Non è stata ovviamente dimenticata la Terra di Mezzo! I brani di
ispirazione Tolkieniana, che hanno fatto conoscere e apprezzare i
Lingalad, sono proposti all'interno del DVD con le immagini tratte dal
concerto in Chiesa Vecchia di Predore. Dalla storia di Mithrandir alla
preghiera di Fangorn in cerca delle Entesse, le vicende della Terra di
Mezzo vengono cantate da Giuseppe Festa alla luce tremula delle torce
che, oltre a creare un'ambientazione suggestiva, danno la sensazione di
trovarsi in una dimora elfica, raccolti intorno a un fuoco ad ascoltare
racconti di tempi lontani.
Un'ultima menzione infine per i contenuti goliardici del DVD.
Scattanello presenta una successione di simpatici scatti che ritraggono
il gruppo, con il sottofondo di una ballata allegra come l'irriverente
danza Hobbit.
Ne Il Vecchio Luppolo i Lingalad fanno il verso a se stessi e al brano
trainante del progetto, in musica con un improbabile rock eseguito da un
improbabile gruppo, e con una parodia del video che ribalta il tema
della cerca portandolo su un piano decisamente meno magico (nel quale
chi scrive non può che identificarsi...), mostrando una piacevolissima
voglia di non prendersi troppo sul serio.
In definitiva I Sentieri di Lingald rappresenta probabilmente un punto
di svolta nella storia del gruppo.
I Lingalad con questo lavoro hanno individuato la propria strada
artistica e contenutistica che li rende pronti per il grande passo verso
un pubblico più ampio.

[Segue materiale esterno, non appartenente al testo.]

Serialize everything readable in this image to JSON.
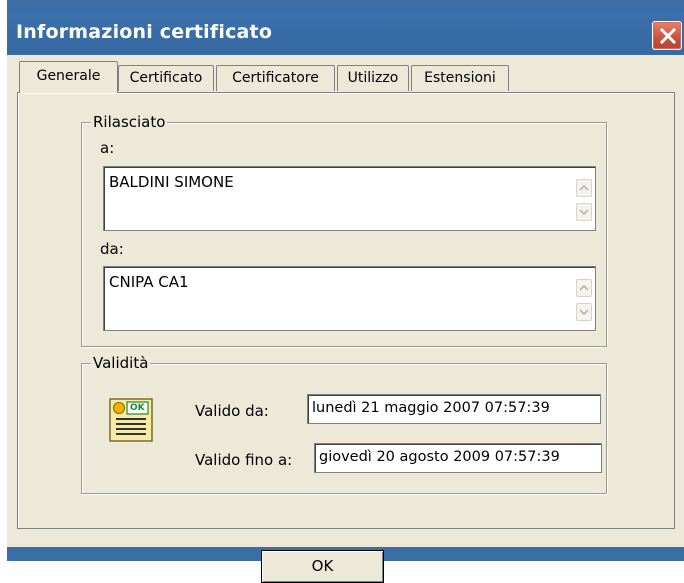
{
  "window": {
    "title": "Informazioni certificato",
    "close_icon": "close-icon",
    "accent_color": "#3a6ea5",
    "close_color": "#c9503d"
  },
  "tabs": [
    {
      "label": "Generale",
      "active": true
    },
    {
      "label": "Certificato",
      "active": false
    },
    {
      "label": "Certificatore",
      "active": false
    },
    {
      "label": "Utilizzo",
      "active": false
    },
    {
      "label": "Estensioni",
      "active": false
    }
  ],
  "issued": {
    "group_label": "Rilasciato",
    "to_label": "a:",
    "to_value": "BALDINI SIMONE",
    "by_label": "da:",
    "by_value": "CNIPA CA1"
  },
  "validity": {
    "group_label": "Validità",
    "icon": "certificate-icon",
    "icon_badge": "OK",
    "from_label": "Valido da:",
    "from_value": "lunedì 21 maggio 2007  07:57:39",
    "to_label": "Valido fino a:",
    "to_value": "giovedì 20 agosto 2009  07:57:39"
  },
  "footer": {
    "ok_label": "OK"
  }
}
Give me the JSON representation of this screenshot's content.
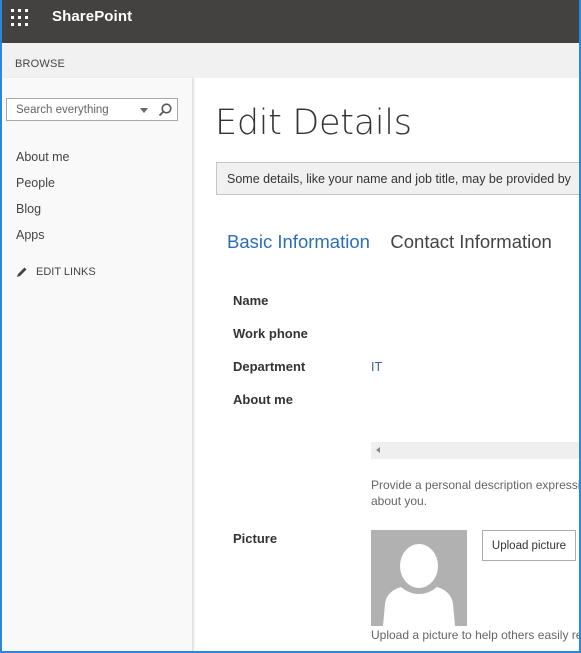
{
  "suite_bar": {
    "app_launcher_icon": "waffle-icon",
    "brand": "SharePoint"
  },
  "ribbon": {
    "browse_label": "BROWSE"
  },
  "sidebar": {
    "search": {
      "placeholder": "Search everything",
      "dropdown_icon": "caret-down-icon",
      "search_icon": "magnifier-icon"
    },
    "nav_items": [
      {
        "label": "About me"
      },
      {
        "label": "People"
      },
      {
        "label": "Blog"
      },
      {
        "label": "Apps"
      }
    ],
    "edit_links": {
      "icon": "pencil-icon",
      "label": "EDIT LINKS"
    }
  },
  "main": {
    "title": "Edit Details",
    "notice": "Some details, like your name and job title, may be provided by",
    "tabs": [
      {
        "label": "Basic Information",
        "active": true
      },
      {
        "label": "Contact Information",
        "active": false
      }
    ],
    "fields": {
      "name": {
        "label": "Name",
        "value": ""
      },
      "work_phone": {
        "label": "Work phone",
        "value": ""
      },
      "department": {
        "label": "Department",
        "value": "IT"
      },
      "about_me": {
        "label": "About me",
        "hint_line1": "Provide a personal description expressing",
        "hint_line2": "about you."
      },
      "picture": {
        "label": "Picture",
        "upload_button": "Upload picture",
        "hint": "Upload a picture to help others easily rec"
      }
    }
  },
  "colors": {
    "suite_bar": "#444240",
    "accent": "#2a6ebb",
    "window_border": "#2b88d8"
  }
}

Non più cantori esclusivamente delle storie
tolkieniane, i Lingalad sono ora i bardi della natura, o meglio delle
emozioni dell'uomo a contatto con la natura, in un rapporto intimo che
ancora esiste e non deve essere perduto.
Come per i quattro Hobbit del Signore degli Anelli, il viaggio
attraverso la Terra di Mezzo è stata per Giuseppe Festa e il suo gruppo
un cammino volto a raggiungere quella maturazione necessaria per poter
intraprendere il grande cammino della vita.
I Sentieri di Lingalad è il racconto di un viaggio... Un viaggio
attraverso la musica, la natura, le emozioni, l'intimo, ma forse anche
il racconto del personale cammino del gruppo, dei Sentieri che li hanno
portati da Fangorn a Forca d'Acero e che si aprono ora più ampi sotto i
loro piedi. Sperando che quei sentieri continuino ad incrociarsi con i
nostri, nella Terra di Mezzo o nel Parco Nazionale d'Abruzzo, non
possiamo che augurare... Buon Viaggio Lingalad!